DL = distribute(L, dist=[Nworkers, 1])

println("Local parts that each worker holds:")
for w in workers()
display(@fetchfrom w DistributedArrays.localindices(DL))
end

function matvec_func(A, V)
Y = dzeros((N, 5), workers(), [Nworkers, 1])
wkers = workers()
@sync for i in 1:Nworkers
@spawnat wkers[i] mul!(localpart(Y), localpart(A), V)
end
Y = Matrix{Float64}(Y)
return Y
end

function matvec_naive(A, V)
Y = zeros(N, 5)
mul!(Y, A, V)
return Y
end

# DR = matvec_func(DL, V)
# @test DR ≈ R
# NR = matvec_naive(L, V)
# @test NR ≈ R

println("Running benchmark")
using BenchmarkTools
t_dist = @belapsed matvec_func(\$DL, \$V);
t_naive = @belapsed matvec_naive(\$L, \$V);

println("\nResults:")
@show t_dist
@show t_naive
@show t_dist - t_naive
``````

Output:

``````➜  bauerc@n2login3 distributed-sparse-matvec  julia. code.jl 1000000 1e-3 64N = 1000000p = 0.001
Nworkers = 64
Starting worker processes
Local parts that each worker holds:
(1:15625, 1:1000000)(15626:31250, 1:1000000)(31251:46875, 1:1000000)(46876:62500, 1:1000000)(62501:78125, 1:1000000)(78126:93750, 1:1000000)(93751:109375, 1:1000000)(109376:125000, 1:1000000)(125001:140625, 1:1000000)(140626:156250, 1:1000000)(156251:171875, 1:1000000)(171876:187500, 1:1000000)(187501:203125, 1:1000000)(203126:218750, 1:1000000)(218751:234375, 1:1000000)(234376:250000, 1:1000000)(250001:265625, 1:1000000)(265626:281250, 1:1000000)(281251:296875, 1:1000000)(296876:312500, 1:1000000)(312501:328125, 1:1000000)(328126:343750, 1:1000000)(343751:359375, 1:1000000)(359376:375000, 1:1000000)(375001:390625, 1:1000000)(390626:406250, 1:1000000)(406251:421875, 1:1000000)(421876:437500, 1:1000000)(437501:453125, 1:1000000)(453126:468750, 1:1000000)(468751:484375, 1:1000000)(484376:500000, 1:1000000)(500001:515625, 1:1000000)(515626:531250, 1:1000000)(531251:546875, 1:1000000)(546876:562500, 1:1000000)(562501:578125, 1:1000000)(578126:593750, 1:1000000)(593751:609375, 1:1000000)(609376:625000, 1:1000000)(625001:640625, 1:1000000)(640626:656250, 1:1000000)(656251:671875, 1:1000000)(671876:687500, 1:1000000)(687501:703125, 1:1000000)(703126:718750, 1:1000000)(718751:734375, 1:1000000)(734376:750000, 1:1000000)(750001:765625, 1:1000000)(765626:781250, 1:1000000)(781251:796875, 1:1000000)(796876:812500, 1:1000000)(812501:828125, 1:1000000)(828126:843750, 1:1000000)(843751:859375, 1:1000000)(859376:875000, 1:1000000)(875001:890625, 1:1000000)(890626:906250, 1:1000000)(906251:921875, 1:1000000)(921876:937500, 1:1000000)(937501:953125, 1:1000000)(953126:968750, 1:1000000)(968751:984375, 1:1000000)(984376:1000000, 1:1000000)Running benchmark

Results:
t_dist = 1.075116944
t_naive = 10.263158796
t_dist - t_naive = -9.188041852000001
``````
2 Likes

OPENBLAS_NUM_THREADS was 1 when I did the experiments above. Maybe I set it to 1 before but I forgot. I did try mul! instead of [:,:] and *, but this does not fix the scaling. For the example you show here, yes you get faster performance there.
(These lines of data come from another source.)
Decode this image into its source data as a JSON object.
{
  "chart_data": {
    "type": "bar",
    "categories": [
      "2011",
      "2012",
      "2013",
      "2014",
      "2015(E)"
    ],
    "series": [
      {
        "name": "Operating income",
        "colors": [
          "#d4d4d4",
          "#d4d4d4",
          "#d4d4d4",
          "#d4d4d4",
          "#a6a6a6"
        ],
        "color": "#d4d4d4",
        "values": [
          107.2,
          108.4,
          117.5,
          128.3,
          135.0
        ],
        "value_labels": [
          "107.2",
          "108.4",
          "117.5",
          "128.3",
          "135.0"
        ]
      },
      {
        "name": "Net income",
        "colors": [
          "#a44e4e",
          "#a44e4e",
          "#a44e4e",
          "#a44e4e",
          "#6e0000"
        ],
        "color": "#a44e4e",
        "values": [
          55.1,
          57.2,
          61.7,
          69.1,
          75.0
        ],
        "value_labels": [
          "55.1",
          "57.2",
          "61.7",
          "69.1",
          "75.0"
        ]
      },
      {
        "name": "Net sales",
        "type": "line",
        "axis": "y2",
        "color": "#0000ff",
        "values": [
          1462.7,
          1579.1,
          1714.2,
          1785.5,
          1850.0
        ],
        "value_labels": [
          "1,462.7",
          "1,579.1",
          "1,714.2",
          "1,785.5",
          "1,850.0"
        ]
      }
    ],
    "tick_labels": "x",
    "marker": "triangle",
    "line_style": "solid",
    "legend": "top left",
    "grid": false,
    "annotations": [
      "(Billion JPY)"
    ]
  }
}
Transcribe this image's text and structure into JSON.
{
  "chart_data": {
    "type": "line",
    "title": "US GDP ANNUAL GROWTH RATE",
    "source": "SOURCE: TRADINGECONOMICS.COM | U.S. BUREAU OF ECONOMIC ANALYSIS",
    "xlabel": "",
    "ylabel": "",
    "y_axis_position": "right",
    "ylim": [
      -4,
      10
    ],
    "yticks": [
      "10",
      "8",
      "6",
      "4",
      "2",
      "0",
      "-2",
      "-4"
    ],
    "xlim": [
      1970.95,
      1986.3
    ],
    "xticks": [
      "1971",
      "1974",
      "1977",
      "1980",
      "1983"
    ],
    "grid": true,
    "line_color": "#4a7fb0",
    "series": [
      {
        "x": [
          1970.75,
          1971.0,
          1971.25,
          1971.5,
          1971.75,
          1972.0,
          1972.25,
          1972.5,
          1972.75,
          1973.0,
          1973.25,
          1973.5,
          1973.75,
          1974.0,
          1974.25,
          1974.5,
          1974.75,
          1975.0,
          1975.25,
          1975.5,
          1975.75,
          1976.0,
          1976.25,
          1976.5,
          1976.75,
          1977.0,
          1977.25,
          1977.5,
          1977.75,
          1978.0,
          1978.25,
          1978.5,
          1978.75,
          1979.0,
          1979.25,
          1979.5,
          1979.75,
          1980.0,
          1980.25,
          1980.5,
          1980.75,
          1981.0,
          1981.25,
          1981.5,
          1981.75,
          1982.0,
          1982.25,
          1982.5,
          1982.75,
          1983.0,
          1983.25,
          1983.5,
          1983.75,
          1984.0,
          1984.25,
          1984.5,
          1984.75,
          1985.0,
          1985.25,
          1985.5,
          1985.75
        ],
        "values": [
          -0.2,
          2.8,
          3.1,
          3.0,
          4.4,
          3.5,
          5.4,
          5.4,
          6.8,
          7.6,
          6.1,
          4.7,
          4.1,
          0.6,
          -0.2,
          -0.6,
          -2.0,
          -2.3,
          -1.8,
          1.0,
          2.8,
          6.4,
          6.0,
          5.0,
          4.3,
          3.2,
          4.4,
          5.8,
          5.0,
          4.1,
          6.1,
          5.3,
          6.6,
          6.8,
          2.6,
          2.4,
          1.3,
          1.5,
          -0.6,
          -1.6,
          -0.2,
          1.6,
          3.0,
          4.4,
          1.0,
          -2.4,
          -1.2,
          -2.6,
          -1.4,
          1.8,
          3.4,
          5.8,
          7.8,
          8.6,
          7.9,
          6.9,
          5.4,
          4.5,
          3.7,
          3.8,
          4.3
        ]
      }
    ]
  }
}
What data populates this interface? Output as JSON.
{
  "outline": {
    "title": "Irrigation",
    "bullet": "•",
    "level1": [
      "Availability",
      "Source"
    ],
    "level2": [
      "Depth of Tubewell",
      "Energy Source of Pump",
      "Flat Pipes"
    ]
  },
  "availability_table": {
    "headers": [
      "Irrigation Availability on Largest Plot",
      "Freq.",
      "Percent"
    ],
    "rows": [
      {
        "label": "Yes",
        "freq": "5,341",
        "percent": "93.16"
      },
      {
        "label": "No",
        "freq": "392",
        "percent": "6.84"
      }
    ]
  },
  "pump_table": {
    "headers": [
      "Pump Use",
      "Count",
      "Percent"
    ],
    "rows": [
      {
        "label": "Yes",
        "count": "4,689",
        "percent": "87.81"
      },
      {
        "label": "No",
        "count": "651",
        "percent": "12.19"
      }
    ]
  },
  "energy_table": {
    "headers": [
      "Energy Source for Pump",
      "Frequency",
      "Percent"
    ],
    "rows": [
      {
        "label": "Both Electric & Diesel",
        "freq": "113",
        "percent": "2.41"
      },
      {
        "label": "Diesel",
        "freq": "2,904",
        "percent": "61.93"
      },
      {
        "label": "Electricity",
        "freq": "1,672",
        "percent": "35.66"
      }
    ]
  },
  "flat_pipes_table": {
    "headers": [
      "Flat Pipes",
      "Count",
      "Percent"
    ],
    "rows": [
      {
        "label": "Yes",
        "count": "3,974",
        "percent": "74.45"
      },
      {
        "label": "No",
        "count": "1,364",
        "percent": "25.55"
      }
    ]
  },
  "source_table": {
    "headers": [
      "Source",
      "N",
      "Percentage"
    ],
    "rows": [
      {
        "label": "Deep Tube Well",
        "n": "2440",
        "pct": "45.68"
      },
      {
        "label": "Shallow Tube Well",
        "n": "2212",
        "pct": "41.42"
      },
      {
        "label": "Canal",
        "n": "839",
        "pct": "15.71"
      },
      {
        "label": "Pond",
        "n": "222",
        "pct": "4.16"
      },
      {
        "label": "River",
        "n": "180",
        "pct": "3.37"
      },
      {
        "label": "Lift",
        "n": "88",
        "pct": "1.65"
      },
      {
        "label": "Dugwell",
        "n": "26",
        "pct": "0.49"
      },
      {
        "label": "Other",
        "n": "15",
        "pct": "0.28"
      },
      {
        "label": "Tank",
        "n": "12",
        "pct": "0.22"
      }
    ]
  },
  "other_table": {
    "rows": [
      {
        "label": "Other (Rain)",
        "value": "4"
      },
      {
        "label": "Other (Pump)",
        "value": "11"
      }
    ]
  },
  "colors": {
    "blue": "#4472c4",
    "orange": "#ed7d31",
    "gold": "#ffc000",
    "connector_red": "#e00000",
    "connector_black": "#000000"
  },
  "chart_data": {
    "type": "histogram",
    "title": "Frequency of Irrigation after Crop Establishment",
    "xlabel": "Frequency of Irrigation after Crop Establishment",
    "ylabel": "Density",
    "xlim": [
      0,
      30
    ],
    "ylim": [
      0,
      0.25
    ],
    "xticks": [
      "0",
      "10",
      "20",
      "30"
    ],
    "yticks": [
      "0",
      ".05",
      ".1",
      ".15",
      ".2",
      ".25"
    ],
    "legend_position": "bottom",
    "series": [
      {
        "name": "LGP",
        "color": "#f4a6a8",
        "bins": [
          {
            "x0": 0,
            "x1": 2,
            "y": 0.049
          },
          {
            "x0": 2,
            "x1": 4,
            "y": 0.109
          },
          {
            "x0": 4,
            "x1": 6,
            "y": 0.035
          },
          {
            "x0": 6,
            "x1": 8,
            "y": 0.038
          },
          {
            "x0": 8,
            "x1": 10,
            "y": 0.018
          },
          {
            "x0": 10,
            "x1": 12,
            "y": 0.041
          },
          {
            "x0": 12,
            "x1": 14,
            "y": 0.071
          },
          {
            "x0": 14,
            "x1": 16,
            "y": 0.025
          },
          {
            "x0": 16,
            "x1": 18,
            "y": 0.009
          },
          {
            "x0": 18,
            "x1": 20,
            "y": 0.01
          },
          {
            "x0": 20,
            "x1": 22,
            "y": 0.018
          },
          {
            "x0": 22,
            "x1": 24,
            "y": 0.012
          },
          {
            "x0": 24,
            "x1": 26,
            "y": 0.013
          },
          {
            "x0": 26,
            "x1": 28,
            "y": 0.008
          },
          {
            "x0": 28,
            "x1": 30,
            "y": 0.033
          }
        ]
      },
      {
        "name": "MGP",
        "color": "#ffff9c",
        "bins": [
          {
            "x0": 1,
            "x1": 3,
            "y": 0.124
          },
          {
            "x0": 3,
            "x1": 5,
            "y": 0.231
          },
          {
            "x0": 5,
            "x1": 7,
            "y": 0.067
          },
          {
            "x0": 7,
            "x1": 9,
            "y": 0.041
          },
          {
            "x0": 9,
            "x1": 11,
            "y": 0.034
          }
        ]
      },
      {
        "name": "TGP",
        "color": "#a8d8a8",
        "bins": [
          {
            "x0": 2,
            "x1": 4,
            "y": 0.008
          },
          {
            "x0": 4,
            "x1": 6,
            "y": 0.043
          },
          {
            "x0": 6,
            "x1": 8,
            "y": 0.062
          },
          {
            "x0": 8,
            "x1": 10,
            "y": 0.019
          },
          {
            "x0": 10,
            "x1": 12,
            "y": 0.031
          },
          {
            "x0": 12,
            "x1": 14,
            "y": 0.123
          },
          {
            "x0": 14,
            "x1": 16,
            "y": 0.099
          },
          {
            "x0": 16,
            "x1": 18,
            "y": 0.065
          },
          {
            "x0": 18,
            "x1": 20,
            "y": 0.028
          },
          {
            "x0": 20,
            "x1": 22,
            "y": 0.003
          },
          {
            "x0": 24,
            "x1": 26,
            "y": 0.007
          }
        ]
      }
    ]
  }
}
I can also get much faster performance using the implementation I mentioned. However, I think none of them has the correct scaling. I agree with what you said – making a distributed computation efficient is a non-trivial task.

Maybe PartitionedArrays.jl could help implement an efficient matrix-vector (matrix-matrix) multiplication, because the scaling shown there looks good. See PartitionedArrays.jl in github.